Every movement begins with a moment.
This year’s SXSW Interactive, as a microcosm of what’s occurring in the tech world at large, was full of stunning insights into cutting-edge technological advances and ideas. It was also full of Moxie. So we asked our experts to weigh in on all the exciting and emerging trends they saw in Austin.
Director of Analytics
More Data = Less Privacy
Practically every SXSW session I attended included several quips about the NSA and numerous admonitions to developers regarding the collection of consumer data. So pull out your tin foil hats and head for the basement, because location-based data can be collected passively. Don’t believe me? Download the application “Creepy,” which stalks Twitter, Foursquare and Flickr users by aggregating GPS data. As Lifehacker puts it, “If you've ever doubted how much anyone could track you based on information embedded in geolocation services like Foursquare, Twitter and Flickr, free app Creepy will show you by aggregating GPS coordinates for any user, pointing out their most frequented hangouts on a map.”
If that’s not enough to make a “Minority Report” reality seem not-too-distant, both Julian Assange and Glenn Greenwald hosted sessions with a speaker whose celebrity led SXSW attendees to wait hours in line and pack six ballrooms to capacity. That speaker? Edward Snowden — via Keynote, from Russia. Virtually.
Associate Media Director
For Media/Advertising, the Buzzword Was Content
As stated in the panel “Entertainment Marketing in the Age of the Superfan,” “It’s not brand marketing anymore; it’s content marketing.” Today’s media world is extremely cluttered, and “marketing” messaging is eschewed by today’s youth. So allow them to be your ambassadors. Give them content and observe what happens — learn why they share what they share. Equipped with these insights, you can get your content in front of the right people.
Sr. Art Director
The Digitally Connected Human
For me, the theme that permeated Austin was the drive to make humans as digitally connected as possible. By that I mean using data and devices to digitally connect us to our world, our clothing and even our own bodies. Wearable technology, or “wearables,” continues to be a big area of focus, and we are starting to see consumer-ready technology with implications in a wide range of areas: lifestyle, health and sports — just to name a few. And while the tech part is cool (I mean really cool), the data that will come from all of this technology is even more important. How will we collect it, keep it safe and use it? As marketers, it will be key to tap into this information in a way that is helpful to our consumers without being invasive.
Director, Social Media
The “Scandal” Effect
I sat in on Culturalist’s panel, "Beyond Likes: What I Love and Hate and Why You Care." In this session, Jordan Roth and Anna Deavere Smith talked about the top 10 ways to go beyond Facebook likes to create true engagement. One of the topics on the list was “Scandal.” The popular ABC TV drama has fully embraced Twitter and engaged with the audience. While the actors themselves take to Twitter to interact with fans, the real win is that the show has integrated on-screen hashtags — cues for engagement baked right into the work. Not second screen but first screen. The true beauty is that you don't have to watch the show to get it. But you want to. You want to be part of the whole experience. The show’s content, including its jokes, works for Twitter. Through Twitter, the audience is creating content for the audience. As the Buggles once sung, “Video Killed the Radio Star.” But in some ways, Twitter is saving TV. Could there be a completely tweeted experience — half improvised, half scripted? One where the audience is the co-creator? We've been handed the microphone via social, my friends. It's time to take the stage.

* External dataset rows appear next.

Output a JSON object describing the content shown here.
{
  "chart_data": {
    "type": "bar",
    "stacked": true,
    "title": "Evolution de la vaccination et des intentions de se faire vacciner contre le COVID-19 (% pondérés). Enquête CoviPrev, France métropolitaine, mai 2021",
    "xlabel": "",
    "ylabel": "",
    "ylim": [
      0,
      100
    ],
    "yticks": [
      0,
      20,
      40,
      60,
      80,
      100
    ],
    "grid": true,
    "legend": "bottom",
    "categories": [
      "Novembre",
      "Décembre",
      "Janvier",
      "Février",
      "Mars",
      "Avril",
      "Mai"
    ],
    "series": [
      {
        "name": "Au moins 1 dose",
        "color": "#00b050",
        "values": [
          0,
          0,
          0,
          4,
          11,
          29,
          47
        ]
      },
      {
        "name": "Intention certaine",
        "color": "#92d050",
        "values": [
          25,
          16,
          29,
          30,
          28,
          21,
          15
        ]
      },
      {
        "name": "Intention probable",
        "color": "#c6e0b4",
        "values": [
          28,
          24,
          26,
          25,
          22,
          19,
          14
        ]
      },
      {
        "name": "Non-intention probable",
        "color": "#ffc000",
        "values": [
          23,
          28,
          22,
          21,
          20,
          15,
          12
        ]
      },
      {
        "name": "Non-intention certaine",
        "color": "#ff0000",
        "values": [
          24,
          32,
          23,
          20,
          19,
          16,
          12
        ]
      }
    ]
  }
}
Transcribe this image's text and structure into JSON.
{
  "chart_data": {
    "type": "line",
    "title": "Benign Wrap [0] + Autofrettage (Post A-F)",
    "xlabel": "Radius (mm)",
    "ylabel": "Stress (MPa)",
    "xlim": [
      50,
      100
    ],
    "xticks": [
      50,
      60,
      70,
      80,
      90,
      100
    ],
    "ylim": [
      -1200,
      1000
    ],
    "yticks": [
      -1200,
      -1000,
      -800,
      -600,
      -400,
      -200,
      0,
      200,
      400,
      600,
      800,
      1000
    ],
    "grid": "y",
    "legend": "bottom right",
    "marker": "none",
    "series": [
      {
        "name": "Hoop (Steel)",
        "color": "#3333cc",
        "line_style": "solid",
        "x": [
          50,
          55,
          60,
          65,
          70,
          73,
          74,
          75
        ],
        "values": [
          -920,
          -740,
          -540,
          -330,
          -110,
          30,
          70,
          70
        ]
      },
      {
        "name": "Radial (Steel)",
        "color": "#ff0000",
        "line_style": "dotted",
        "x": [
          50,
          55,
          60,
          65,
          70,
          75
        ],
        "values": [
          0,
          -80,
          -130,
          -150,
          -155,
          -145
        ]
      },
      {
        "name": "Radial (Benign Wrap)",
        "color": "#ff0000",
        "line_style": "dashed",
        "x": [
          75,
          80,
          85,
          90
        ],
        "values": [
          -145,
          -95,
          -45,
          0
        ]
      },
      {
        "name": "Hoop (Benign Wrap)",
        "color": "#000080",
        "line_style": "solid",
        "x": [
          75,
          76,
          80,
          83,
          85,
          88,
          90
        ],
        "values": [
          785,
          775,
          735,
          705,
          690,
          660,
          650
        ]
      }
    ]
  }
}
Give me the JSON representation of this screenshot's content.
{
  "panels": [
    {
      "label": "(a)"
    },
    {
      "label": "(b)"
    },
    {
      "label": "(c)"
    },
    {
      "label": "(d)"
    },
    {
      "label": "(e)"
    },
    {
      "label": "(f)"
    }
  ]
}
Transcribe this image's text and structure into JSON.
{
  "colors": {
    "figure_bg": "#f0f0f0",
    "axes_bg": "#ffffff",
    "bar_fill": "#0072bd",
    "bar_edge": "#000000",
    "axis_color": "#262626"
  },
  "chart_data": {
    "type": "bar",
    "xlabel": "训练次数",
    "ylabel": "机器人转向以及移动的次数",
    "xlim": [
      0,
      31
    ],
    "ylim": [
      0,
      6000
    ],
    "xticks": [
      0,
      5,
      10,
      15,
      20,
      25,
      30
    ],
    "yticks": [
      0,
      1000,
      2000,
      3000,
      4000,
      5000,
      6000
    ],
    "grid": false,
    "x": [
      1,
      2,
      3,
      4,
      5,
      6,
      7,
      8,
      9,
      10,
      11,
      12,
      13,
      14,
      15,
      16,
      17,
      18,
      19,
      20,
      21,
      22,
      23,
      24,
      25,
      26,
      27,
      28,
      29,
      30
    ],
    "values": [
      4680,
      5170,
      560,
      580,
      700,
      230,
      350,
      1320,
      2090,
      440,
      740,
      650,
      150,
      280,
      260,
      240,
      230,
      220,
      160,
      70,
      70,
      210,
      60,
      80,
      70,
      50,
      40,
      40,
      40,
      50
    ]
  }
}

Digital to Physical: Wearable Connected Technology
The most commonly used phrase at SXSW this year was "The Internet of Things" — a leading indicator that wearable, connected technology (aka “wearables”) is a reality. Most physical products that were demonstrated can be highly associated with the "gadget" mentality. However, some showed strong promise for how we will be moving away from desktop computers to tangible, connected objects. Companies from every industry offered their own twists on how their brands could exist parallel to a website.
In an article for Adweek, Mobile marketing expert Michael Becker said it best: "Brands need to enable wearable devices to integrate with their capabilities. The key for brands is to think like platforms and open their specialized data to developers who can build for the increasingly mobile and hands-free world."
Developer Digest: From one techie to another, to build new things we need to stay on top of what is possible and then think beyond that. Google, for example, is rumored to be working on an SDK for wearables. With the limited number of devices that we currently build for, we need to broaden our thinking. What other technologies can be used and where we can expand as a development team? Most industry leaders agree that what we really need is an open API — one everyone can use. When this happens, the wearables trend will really take off.